También les anoté y vuelvo a reiterar que no nos apresuremos a firmar el certificado de defunción. De la extremaunción también se sale; mejor prueba que Sánchez y el PSOE no hay. Lo que es más complicado es que llegue a consumarse el ahora cacareado viaje al centro. Especialmente, si los capacitados para pilotar la salida de las cavernas no se dejan de piaditas tardías de bienqueda y pasan a la acción. Les doy un nombre: Alfonso Alonso. Una muestra de la voluntad de hacerlo sería rehabilitar a los muchos históricos del PP vasco castigados por la parte más dura de la dirección.

¡Viva Finlandia!

¡Vaya con Finlandia! Moderna, civilizada, feliz, campeona sideral de no sé cuántos índices de desarrollo humano. Las brasas que habremos dado glosando la Ítaca nórdica y, particularmente, su envidiable y envidiado sistema educativo donde no se conocen ni el bullying ni el fracaso escolar. Y oigan, que no les digo que no sea cierto, pero déjenme que me rasque la cabeza con perplejidad a la vista de lo que han votado en las últimas elecciones un buen montón de ciudadanos forjados por ese modelo de enseñanza que se nos exhorta a imitar una y otra vez.

Les supongo tan informados y confusos como yo mismo: la ultraderecha agrupada en una formación llamada Verdaderos Finlandeses —¡glups!— se quedó a dos décimas, o sea, a 6.800 sufragios, de ganar los comicios. Se impuso por ese ínfimo margen el Partido Socialdemócrata, que vuelve a ser la primera fuerza después de dos decenios. Y ahí también se nos rompe un mito o una mentira que creíamos por pura inercia. Resulta que durante ese tiempo los gobiernos han estado encabezados por conservadores o centristas, que han venido constituyendo ejecutivos de coalición de variada coloratura. El más reciente, el que decae con estas elecciones, compuesto por centristas, conservadores y… ¡los propios Verdaderos Finlandeses! Es decir, que desde 2015, un partido al que se tiene por radicalmente xenófobo ha sido puntal de gobierno en el que creíamos paraíso del norte de Europa. Para más inri, su realidad política actual no es muy diferente de la que se vive en los países de su entorno, esos cuyos nombres aún pronunciamos al borde del éxtasis. Quizá debamos revisar ciertos tópicos.

Aznar al rescate

Están las hemerotecas —ahora Google— hasta las cartolas de desplantes de José María Aznar al Partido Popular y, de modo particular, al que él mismo impuso como su sucesor al mando del nido de la gaviota, Mariano Rajoy. Entre las bofetadas a mano abierta, destaca la carta que le escribió en noviembre de 2017 al hoy registrador de la propiedad para comunicarle su renuncia a la presidencia de honor de la formación.

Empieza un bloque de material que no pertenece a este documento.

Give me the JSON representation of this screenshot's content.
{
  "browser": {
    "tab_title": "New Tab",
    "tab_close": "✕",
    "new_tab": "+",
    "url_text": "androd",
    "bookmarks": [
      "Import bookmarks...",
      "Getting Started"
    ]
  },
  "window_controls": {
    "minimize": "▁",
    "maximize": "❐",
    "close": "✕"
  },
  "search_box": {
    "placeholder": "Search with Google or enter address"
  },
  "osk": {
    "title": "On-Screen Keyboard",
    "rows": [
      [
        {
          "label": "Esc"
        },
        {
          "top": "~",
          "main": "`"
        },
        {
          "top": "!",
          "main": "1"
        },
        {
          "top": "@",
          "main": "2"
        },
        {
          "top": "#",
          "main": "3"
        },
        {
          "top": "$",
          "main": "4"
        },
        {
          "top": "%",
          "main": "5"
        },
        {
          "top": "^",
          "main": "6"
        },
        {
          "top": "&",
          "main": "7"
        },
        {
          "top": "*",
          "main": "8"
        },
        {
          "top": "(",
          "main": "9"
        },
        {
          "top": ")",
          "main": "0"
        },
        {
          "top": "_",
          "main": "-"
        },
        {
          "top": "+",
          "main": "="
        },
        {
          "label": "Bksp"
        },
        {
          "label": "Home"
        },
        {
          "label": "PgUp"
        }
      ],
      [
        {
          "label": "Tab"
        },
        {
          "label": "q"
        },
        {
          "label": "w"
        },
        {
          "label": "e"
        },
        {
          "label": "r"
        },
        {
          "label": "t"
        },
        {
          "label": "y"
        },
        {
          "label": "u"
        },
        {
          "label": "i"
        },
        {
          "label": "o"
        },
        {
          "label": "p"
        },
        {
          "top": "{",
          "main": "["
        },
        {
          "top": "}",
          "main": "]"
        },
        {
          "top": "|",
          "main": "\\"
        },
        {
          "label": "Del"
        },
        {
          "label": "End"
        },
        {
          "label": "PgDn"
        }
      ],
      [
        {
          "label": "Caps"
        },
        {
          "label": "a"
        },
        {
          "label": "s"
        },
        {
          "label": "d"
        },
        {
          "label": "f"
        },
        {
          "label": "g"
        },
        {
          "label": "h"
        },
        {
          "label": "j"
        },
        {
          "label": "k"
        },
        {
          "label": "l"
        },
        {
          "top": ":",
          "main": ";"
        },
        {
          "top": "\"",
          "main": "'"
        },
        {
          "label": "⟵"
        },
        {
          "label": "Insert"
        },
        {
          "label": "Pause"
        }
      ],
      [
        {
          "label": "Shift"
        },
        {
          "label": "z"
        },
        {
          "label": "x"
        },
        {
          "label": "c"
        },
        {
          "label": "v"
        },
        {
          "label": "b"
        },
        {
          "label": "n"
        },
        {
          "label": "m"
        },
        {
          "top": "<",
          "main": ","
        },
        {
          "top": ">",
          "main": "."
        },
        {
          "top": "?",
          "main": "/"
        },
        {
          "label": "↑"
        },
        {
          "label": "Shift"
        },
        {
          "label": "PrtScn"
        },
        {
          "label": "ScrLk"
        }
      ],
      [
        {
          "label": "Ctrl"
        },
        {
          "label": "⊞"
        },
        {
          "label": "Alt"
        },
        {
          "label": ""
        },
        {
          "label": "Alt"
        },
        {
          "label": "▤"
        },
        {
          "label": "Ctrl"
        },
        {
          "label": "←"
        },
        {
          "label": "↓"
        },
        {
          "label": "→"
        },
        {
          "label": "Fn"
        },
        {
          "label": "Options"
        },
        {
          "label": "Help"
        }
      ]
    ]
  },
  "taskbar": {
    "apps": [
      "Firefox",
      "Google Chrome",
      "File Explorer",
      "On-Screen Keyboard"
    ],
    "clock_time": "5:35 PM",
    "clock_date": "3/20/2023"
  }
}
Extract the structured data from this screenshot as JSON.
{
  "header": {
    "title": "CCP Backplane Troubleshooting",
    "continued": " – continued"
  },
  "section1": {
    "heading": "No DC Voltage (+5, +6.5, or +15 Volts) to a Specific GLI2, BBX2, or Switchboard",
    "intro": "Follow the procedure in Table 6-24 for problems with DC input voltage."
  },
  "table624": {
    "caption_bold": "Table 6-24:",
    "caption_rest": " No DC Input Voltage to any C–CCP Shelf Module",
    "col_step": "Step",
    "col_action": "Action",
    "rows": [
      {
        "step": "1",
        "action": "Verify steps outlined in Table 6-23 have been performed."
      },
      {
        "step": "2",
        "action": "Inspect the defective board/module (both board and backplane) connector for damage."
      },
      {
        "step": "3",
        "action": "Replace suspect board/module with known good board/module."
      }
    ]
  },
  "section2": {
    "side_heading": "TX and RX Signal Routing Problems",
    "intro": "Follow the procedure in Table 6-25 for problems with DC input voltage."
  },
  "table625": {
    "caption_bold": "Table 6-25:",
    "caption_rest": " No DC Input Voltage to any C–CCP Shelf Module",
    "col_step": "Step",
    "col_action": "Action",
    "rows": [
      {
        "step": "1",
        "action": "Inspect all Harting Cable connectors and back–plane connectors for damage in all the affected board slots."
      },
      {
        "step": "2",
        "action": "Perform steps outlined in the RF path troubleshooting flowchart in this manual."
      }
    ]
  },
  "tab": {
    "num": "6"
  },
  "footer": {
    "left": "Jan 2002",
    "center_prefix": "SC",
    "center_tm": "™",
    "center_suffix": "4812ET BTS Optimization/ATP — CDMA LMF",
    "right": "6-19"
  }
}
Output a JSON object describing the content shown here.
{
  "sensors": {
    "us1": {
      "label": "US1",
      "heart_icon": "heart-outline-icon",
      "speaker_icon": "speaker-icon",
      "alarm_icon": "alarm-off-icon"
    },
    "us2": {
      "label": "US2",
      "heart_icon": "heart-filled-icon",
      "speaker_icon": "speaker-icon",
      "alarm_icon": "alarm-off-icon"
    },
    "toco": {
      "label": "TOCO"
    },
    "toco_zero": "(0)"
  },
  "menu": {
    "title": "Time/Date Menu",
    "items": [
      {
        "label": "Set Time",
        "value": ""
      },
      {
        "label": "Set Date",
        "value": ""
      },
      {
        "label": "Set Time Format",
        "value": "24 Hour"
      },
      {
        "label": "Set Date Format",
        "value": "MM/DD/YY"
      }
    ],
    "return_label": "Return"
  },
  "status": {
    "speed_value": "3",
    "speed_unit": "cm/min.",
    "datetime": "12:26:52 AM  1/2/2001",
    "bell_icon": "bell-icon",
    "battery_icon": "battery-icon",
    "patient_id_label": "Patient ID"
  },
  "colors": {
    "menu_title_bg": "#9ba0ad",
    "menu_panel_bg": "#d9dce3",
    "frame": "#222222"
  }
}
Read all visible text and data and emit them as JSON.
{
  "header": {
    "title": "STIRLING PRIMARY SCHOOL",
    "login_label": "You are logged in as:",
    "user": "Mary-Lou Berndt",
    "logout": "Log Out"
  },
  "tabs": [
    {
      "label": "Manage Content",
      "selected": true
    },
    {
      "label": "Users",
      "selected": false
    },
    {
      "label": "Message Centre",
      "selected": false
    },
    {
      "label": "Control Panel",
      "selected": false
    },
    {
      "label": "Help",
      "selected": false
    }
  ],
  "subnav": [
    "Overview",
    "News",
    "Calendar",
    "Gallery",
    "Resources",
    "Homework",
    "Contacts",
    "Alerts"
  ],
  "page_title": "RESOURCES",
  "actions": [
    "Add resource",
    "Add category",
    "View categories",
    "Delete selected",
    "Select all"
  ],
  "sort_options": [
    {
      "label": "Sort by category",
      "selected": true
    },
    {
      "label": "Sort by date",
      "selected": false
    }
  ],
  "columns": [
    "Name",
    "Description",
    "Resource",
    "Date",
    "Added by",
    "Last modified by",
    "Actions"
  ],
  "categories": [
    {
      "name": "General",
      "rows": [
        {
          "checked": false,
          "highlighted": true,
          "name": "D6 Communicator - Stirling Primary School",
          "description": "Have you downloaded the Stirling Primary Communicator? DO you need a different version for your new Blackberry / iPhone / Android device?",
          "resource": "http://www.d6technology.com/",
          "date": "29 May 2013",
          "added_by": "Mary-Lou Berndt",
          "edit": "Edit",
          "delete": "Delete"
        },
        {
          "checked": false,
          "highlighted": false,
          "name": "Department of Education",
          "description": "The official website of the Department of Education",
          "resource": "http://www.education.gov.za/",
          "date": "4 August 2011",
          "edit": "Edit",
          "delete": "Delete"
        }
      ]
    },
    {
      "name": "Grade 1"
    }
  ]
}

Un gesto de rata abandonando el barco que se consumó hace menos de un año (junio de 2018), cuando en la presentación de un libro de su fiel sirviente, Javier Zarzalejos, se situó en varias ocasiones fuera del partido. “No tengo ningún compromiso partidario, ni me considero militante de nada ni me siento representado por nadie”, llegó a decir, antes de ofrecerse para liderar la reunificación de lo que él denomina sobrepasando el eufemismo “centro-derecha español”, dividido en tres, según su diagnóstico.

Por entonces, Abascal era “un chico lleno de cualidades”. Pero ya no. Ahora su exdíscipulo y Rivera son dispersadores del único voto útil para que en España no vuelva a ponerse el sol, el que vaya al PP de Pablo Casado, el otro niño amamantado con su mala leche. Y tan catastróficos está viendo los sondeos del chisgarabís palentino, que Superjosemari se ha echado la campaña a la chepa. Después de años negándose a poner los pies en un mitin (tampoco queda claro si era porque no le invitaban), Aznar figura como cabeza de cartel en media docena de actos selectos del que ya sin duda vuelve a ser su partido. Si consigue la remontada, será su éxito. Si no evita el fiasco, simplemente se encogerá de hombros.